#TGW: Pro Transitions

Ollie Schniederjans, right, embraces teammate Anders Albertson after Georgia Tech won the 2015 ACC men's golf championship.
June 12, 2015

By Matt Winkeljohn
The Good Word


On the verge of transitioning into the heaviest phase of their lives, Ollie Schniederjans and Anders Albertson are making what looks like a perfect pit stop and Bruce Heppler will try to keep it light while on their pit crew one last time.

Albertson next week will become a professional golfer and Schniederjans won't be far behind in making that move, but first they're playing in the Palmer Cup Friday through Sunday. They're on the squad that will try at Rich Harvest Farms in Sugar Grove, Ill., to lead the United States past a team of collegians from Europe.

Heppler is coaching, and -- befitting the distinctly different feel of this Ryder Cup-style competition -- Georgia Tech's head coach has made an interesting move that includes one of the two recent Yellow Jackets on the U.S. squad.

In Friday morning's alternate shot foursomes, Schniederjans will pair with Lee McCoy, who just happens to play for the University of Georgia.

Really, this is not heavy. It's supposed to be fun, and everybody keeps calling it an, "exhibition," rather than a competition.

"I told [the U.S. players] in the meeting, `The only reason we have a coach is we have players,' " Heppler said. "These guys are really good. If you can figure out some personalities that might go together well in four-ball and alternate ball . . . I'm going with the theory that you like guys who like to spend a day together.

"Most of it is just directing the train. These are the best of the best, and that's the reason they're here."

Schniederjans and Albertson just last week finished their careers as two of the most successful golfers in Tech history.

Ollie will turn pro after competing in the British Open next month, and Albertson will begin playing for a living next week although he's not yet sure which tournament he'll play first.

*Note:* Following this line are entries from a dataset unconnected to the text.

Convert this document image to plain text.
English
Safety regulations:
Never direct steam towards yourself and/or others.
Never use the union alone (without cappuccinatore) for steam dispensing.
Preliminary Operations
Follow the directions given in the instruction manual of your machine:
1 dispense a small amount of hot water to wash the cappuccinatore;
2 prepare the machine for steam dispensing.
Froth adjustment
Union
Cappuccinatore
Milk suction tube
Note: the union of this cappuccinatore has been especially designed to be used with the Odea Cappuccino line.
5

For both of them, the Palmer Cup is a move away from the idea of competing for an institution that is counting upon them.

Schniederjans is particularly excited. After deciding to return to Tech for his senior year, he unwittingly put a lot of pressure on himself over his final two semesters while simultaneously interviewing potential agents, researching off-season living arrangements and closing out school.

His struggles at the NCAA championship, where his final-round score of 78 did not count as the Jackets were the first team to miss the final cut to eight squads for match play, were as symbolic as surprising.

Ollie's goal going forward is to go backward, to approach golf as the love of his life rather than as his life's labor.

"I'm just going to try to be [relaxed] more often; you just kind of stop caring too much. Just be yourself and stop trying so hard," he said. "I think I got a little too serious this past year. I think that happens to a lot of guys where you start feeling like playing is a job . . . instead of who you are.

"It's easy to do that because it is your job, and your source of everything, really. But it's still just golf. I have the luxury of not having a job. I love to play golf. I have played since I was 14, not because it was a job, but something I did after school."

Schniederjans, the two-time ACC Player of the Year, went 3-1 for the U.S. squad that lost last year at the Walton Heath Golf Club in Surrey, England.

This is the first go-round for Albertson, who finished his Tech career as one of just a handful of golfers to win two ACC titles and earn All-ACC honors four times.

Although Albertson like Schniederjans bogged down as the NCAAs wore on, he's not approaching the Palmer Cup as a transition.

"I think it's a great ending. It's not a no-pressure event. I take it very seriously. It's a great honor to be on the team, and represent the United States," he said. "It's something I've always wanted to do, and to be here with Ollie and coach -- it doesn't get much better than that.

"Obviously, any time I play I play to win and I'm going to give everything I have for that. We didn't come here to lose . . . There really hasn't been any change since school has ended, except that a part of my life is over. I'll never be on a team again with those guys, and that's hard, but being with Ollie helps."

While Albertson turns pro next week at a tournament to be determined, Schniederjans will play as an amateur in the U.S. Open at Chambers Bay, Wash.

Heppler was invited by Ollie's family to attend, but the coach will pass as the permit to renovate Tech's golf facility was pulled this week and work should begin almost immediately on the facility.

"At this time I think it's more important for me to be there," the coach explained. "I was looking forward to spending the week with Ollie, but this is a big deal."

Ollie will march on with his entire family in the gallery as he seeks to transition his mindset back toward where it was in simpler times.

"This one is really easy to do that. It's not that hard of a challenge to enjoy this," he said. "The challenge will be to see if I can relax in the U.S. Open. I'm really happy to be doing this. It's great practice.

"We're kind of having a family reunion . . . I'm just happy to be done with the NCAAs. I'm ready to play these tournaments. I'm just happy, amateur or pro, that I have the luxury of being able to play in these tournaments, travel . . . and turn pro after the [British] Open."